The Codex agent's adoption was further bolstered by its integration with GitHub for code review, Slack for team notifications, and various CI/CD pipelines for automated workflows.
The original 2021 Codex holds a distinctive place in the history of AI and software development. Its contributions extend well beyond the model itself.
Proving that LLMs could write code. Before Codex, the idea that a neural network could reliably generate functional code from natural language descriptions was largely theoretical. Codex provided the first large-scale empirical evidence that this was possible, catalyzing an entire subfield of AI research and a new category of developer tools.
Creating the evaluation framework. The HumanEval benchmark gave the research community a shared, rigorous way to measure progress in code generation. By defining success as functional correctness rather than textual similarity, HumanEval set a higher and more meaningful bar that has driven genuine improvements in model capability.
Launching the AI coding assistant market. GitHub Copilot, powered by Codex, was the first AI coding assistant to achieve widespread commercial adoption. Its success demonstrated that developers were willing to pay for AI tools that meaningfully improved their productivity, creating a market that has since grown to include dozens of products and billions of dollars in annual revenue.

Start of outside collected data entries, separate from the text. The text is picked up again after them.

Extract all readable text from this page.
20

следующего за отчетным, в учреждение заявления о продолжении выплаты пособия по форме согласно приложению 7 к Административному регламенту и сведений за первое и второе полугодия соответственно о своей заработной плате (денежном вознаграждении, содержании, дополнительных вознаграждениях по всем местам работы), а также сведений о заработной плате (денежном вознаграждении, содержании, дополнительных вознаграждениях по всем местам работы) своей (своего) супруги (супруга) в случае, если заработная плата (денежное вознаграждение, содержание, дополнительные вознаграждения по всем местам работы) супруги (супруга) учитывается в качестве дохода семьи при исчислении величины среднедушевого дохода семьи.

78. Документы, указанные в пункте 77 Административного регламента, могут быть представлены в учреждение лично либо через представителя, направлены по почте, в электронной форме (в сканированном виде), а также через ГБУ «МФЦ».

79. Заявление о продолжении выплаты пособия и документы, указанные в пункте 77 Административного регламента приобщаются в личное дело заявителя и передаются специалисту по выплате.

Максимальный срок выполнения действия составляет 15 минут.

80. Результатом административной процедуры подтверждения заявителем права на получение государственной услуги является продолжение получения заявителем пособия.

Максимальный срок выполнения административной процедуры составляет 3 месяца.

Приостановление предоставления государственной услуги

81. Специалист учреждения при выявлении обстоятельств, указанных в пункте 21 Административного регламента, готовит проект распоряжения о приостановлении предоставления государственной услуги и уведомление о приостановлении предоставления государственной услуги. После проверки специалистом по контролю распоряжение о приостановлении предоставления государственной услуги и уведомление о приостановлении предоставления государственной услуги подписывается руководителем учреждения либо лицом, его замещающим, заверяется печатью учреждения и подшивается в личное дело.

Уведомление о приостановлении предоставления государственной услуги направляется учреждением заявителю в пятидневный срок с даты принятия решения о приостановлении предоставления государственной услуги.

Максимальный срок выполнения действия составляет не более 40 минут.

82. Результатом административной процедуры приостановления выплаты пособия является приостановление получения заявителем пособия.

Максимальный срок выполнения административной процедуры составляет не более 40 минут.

Influencing model development strategy. Codex demonstrated that fine-tuning a general-purpose language model on domain-specific data could produce dramatic improvements in task performance. This insight influenced the development of subsequent specialized models across many domains, from scientific research to legal analysis.
Shifting the coding education conversation. The emergence of Codex and Copilot sparked widespread discussion about the future of programming education, the evolving role of software developers, and the extent to which AI would automate routine coding tasks. These conversations continue to shape how the software industry thinks about the intersection of human expertise and AI capability.
Defining the agentic coding paradigm. The 2025 relaunch of Codex as an autonomous agent marked a shift from AI as an autocomplete tool to AI as a collaborator capable of independently completing engineering tasks. The sandboxed execution model, the AGENTS.md configuration format, and the parallel task architecture introduced by Codex have influenced how the broader industry designs coding agents.
The journey from the original 12B parameter Codex model scoring 28.8% on HumanEval in 2021 to the GPT-5.3-Codex agent autonomously engineering software and helping build itself in 2026 encapsulates the extraordinary pace of progress in AI-assisted software development. What began as a research project demonstrating that language models could write code has evolved into a fundamental shift in how software is built.